The cones are signally different from those of all other Yosemite conifers in possessing trident-shaped bracts that extend beyond the cone scales. In fact, this three lobed bract alone is sufficient to distinguish the Douglas Fir from all other North American trees except its near relative, the Bigcone Spruce (Pseudotsuga macrocarpa) of Southern California. The reddish-brown cones hang from the branches and fall entire in contrast to the true firs in which the cone scales fall one by one. The cones frequently remain on the trees for a year after ripening.

Douglas Fir is one of the most important timber trees in the world. From no other conifer is wood produced so strong, flexible and durable. From no other tree is so much lumber cut. In Washington and Oregon where it attains its maximum development, thousands of Douglas Firs are over 200 feet high while many have been found 300 feet in height. The tallest recorded Douglas Fir towers 330 feet. It is just thirty-four feet shorter than the “Founder’s Tree” the tallest tree in the world, a Coast Redwood, and exactly equals in stature Yosemite’s tallest tree, a Giant Sequoia in the Merced Grove.

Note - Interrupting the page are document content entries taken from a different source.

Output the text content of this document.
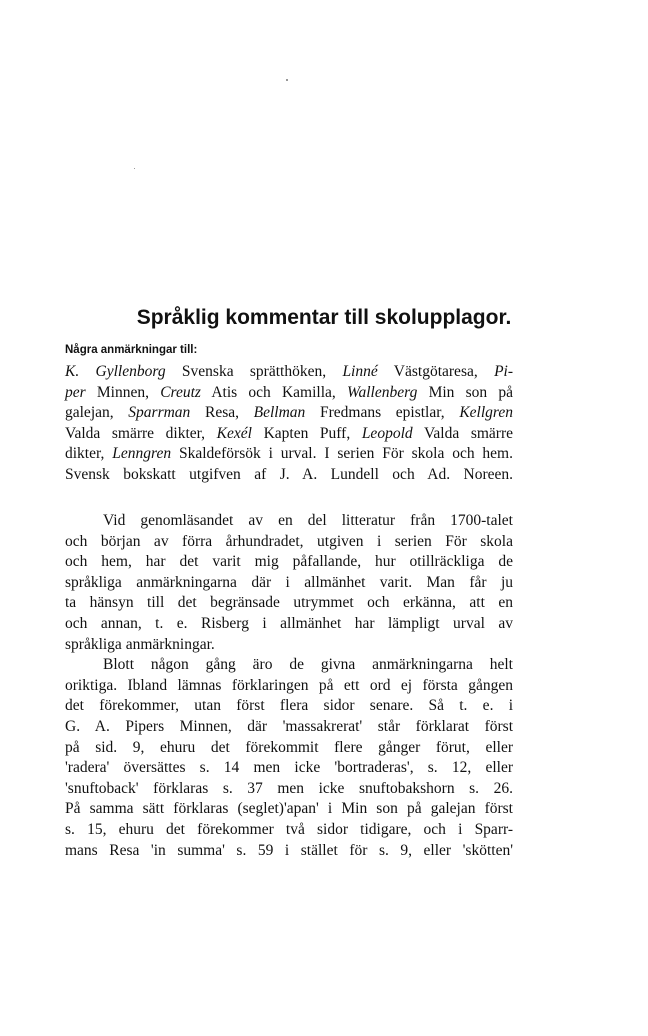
Språklig kommentar till skolupplagor.

Några anmärkningar till:

K. Gyllenborg Svenska sprätthöken, Linné Västgötaresa, Pi-
per Minnen, Creutz Atis och Kamilla, Wallenberg Min son på
galejan, Sparrman Resa, Bellman Fredmans epistlar, Kellgren
Valda smärre dikter, Kexél Kapten Puff, Leopold Valda smärre
dikter, Lenngren Skaldeförsök i urval. I serien För skola och hem.
Svensk bokskatt utgifven af J. A. Lundell och Ad. Noreen.
Vid genomläsandet av en del litteratur från 1700-talet
och början av förra århundradet, utgiven i serien För skola
och hem, har det varit mig påfallande, hur otillräckliga de
språkliga anmärkningarna där i allmänhet varit. Man får ju
ta hänsyn till det begränsade utrymmet och erkänna, att en
och annan, t. e. Risberg i allmänhet har lämpligt urval av
språkliga anmärkningar.
Blott någon gång äro de givna anmärkningarna helt
oriktiga. Ibland lämnas förklaringen på ett ord ej första gången
det förekommer, utan först flera sidor senare. Så t. e. i
G. A. Pipers Minnen, där 'massakrerat' står förklarat först
på sid. 9, ehuru det förekommit flere gånger förut, eller
'radera' översättes s. 14 men icke 'bortraderas', s. 12, eller
'snuftoback' förklaras s. 37 men icke snuftobakshorn s. 26.
På samma sätt förklaras (seglet)'apan' i Min son på galejan först
s. 15, ehuru det förekommer två sidor tidigare, och i Sparr-
mans Resa 'in summa' s. 59 i stället för s. 9, eller 'skötten'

Since these trees have come to Yosemite from the north, they are to be looked for in the cooler portions of the park. Yet, unlike other northern species, they do not climb to high elevations for colder habitations. Their vertical range is between 3500 and 5500 feet, and, consequently, Douglas Firs are restricted to the shady sides of the deep canyons or near waterfalls. Visitors in Yosemite Valley who enjoy watching the streams as they pour over the perpendicular cliffs frequently see the leaping water comets of the falls framed in the swaying sprays of this graceful. tree.